A Durable Fluorine‐Free MOF‐Based Self‐Cleaning Superhydrophobic Cotton Fabric for Oil‐Water Separation

Abstract It is challenging to fabricate durable and fluorine‐free superhydrophobic surfaces through simple procedures. In this study, a novel fabrication method for constructing robust, wearable, and fluorine‐free superhydrophobic surfaces on cotton textiles has been achieved via in situ growth of zeolitic imidazolate framework‐8 (ZIF‐8) layers followed by polydimethylsiloxane (PDMS) modification. The roughness created by the sheet‐like structure is optimized by tuning the mole ratio between 2‐methylimidazole and zinc nitrate during the in situ growth, while polydopamine (PDA) is introduced to improve the durability and stability. The resultant PDA/ZIF‐8/PDMS@cotton fabric exhibits a maximum water contact angle of 156.4° and a low sliding hysteresis angle of 3.8°. The as‐prepared superhydrophobic fabric also presents excellent durability and stability, and outstanding resistance against continuous sunlight exposure and various chemical reagents.

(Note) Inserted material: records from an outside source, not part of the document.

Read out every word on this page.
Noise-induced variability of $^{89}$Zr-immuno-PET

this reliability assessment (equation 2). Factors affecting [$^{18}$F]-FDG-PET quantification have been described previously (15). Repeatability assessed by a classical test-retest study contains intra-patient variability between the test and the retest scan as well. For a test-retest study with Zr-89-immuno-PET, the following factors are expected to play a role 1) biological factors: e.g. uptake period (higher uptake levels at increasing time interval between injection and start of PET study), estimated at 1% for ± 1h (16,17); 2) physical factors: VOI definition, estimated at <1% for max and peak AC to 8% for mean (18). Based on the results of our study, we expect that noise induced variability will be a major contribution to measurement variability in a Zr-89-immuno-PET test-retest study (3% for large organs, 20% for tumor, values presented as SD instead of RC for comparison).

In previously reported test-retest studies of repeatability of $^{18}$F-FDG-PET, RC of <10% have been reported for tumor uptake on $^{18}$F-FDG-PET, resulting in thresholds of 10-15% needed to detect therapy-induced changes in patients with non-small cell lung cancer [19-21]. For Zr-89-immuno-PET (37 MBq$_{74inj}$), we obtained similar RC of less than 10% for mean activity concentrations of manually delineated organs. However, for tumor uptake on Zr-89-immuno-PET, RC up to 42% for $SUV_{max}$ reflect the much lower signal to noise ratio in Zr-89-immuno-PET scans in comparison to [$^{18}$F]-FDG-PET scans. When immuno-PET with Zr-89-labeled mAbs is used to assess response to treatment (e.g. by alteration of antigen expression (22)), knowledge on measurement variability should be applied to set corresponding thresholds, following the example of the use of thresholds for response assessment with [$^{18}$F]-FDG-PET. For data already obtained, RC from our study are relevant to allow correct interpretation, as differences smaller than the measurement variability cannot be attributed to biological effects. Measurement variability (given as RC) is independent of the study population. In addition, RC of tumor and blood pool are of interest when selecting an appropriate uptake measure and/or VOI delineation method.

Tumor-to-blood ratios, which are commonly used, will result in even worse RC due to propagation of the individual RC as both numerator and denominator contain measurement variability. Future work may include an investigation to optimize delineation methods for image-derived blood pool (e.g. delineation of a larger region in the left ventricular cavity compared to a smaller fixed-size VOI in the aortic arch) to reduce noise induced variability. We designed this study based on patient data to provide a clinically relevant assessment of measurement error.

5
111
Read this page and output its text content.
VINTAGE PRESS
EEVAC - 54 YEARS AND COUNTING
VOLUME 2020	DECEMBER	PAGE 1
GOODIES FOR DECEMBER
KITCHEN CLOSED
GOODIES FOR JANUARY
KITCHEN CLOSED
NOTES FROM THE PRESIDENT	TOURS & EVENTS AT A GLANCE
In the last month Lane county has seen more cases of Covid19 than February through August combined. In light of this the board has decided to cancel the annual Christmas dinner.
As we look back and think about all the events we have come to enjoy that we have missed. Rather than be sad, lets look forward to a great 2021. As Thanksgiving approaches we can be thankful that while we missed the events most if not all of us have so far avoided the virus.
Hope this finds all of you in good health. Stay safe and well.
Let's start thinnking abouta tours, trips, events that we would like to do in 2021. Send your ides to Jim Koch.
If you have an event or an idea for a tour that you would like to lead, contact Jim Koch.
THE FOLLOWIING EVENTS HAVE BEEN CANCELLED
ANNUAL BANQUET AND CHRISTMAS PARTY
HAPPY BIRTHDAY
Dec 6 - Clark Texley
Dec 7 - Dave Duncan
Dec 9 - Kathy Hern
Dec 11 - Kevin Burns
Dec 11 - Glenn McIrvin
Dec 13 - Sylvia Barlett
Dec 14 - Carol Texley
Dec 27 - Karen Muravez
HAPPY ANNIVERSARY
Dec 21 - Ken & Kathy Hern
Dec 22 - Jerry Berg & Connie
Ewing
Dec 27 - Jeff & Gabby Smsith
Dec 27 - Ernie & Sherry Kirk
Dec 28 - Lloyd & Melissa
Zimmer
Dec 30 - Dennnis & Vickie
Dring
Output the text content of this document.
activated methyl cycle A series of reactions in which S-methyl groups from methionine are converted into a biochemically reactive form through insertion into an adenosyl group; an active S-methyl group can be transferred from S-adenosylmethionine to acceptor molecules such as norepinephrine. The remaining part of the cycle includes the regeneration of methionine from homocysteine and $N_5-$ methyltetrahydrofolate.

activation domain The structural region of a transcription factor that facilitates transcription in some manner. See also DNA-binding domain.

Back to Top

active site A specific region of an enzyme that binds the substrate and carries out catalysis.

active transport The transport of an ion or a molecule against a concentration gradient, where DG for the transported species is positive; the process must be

In addition, the superhydrophobic surface possesses excellent self‐cleaning and anti‐fouling performance, as well as high separation efficiency >97% and reusability when serving as a filter during the oil‐water separation. The proposed approach and prepared superhydrophobic fabric strongly demonstrate the potential applications in oil‐water separation with a prolonged life cycle.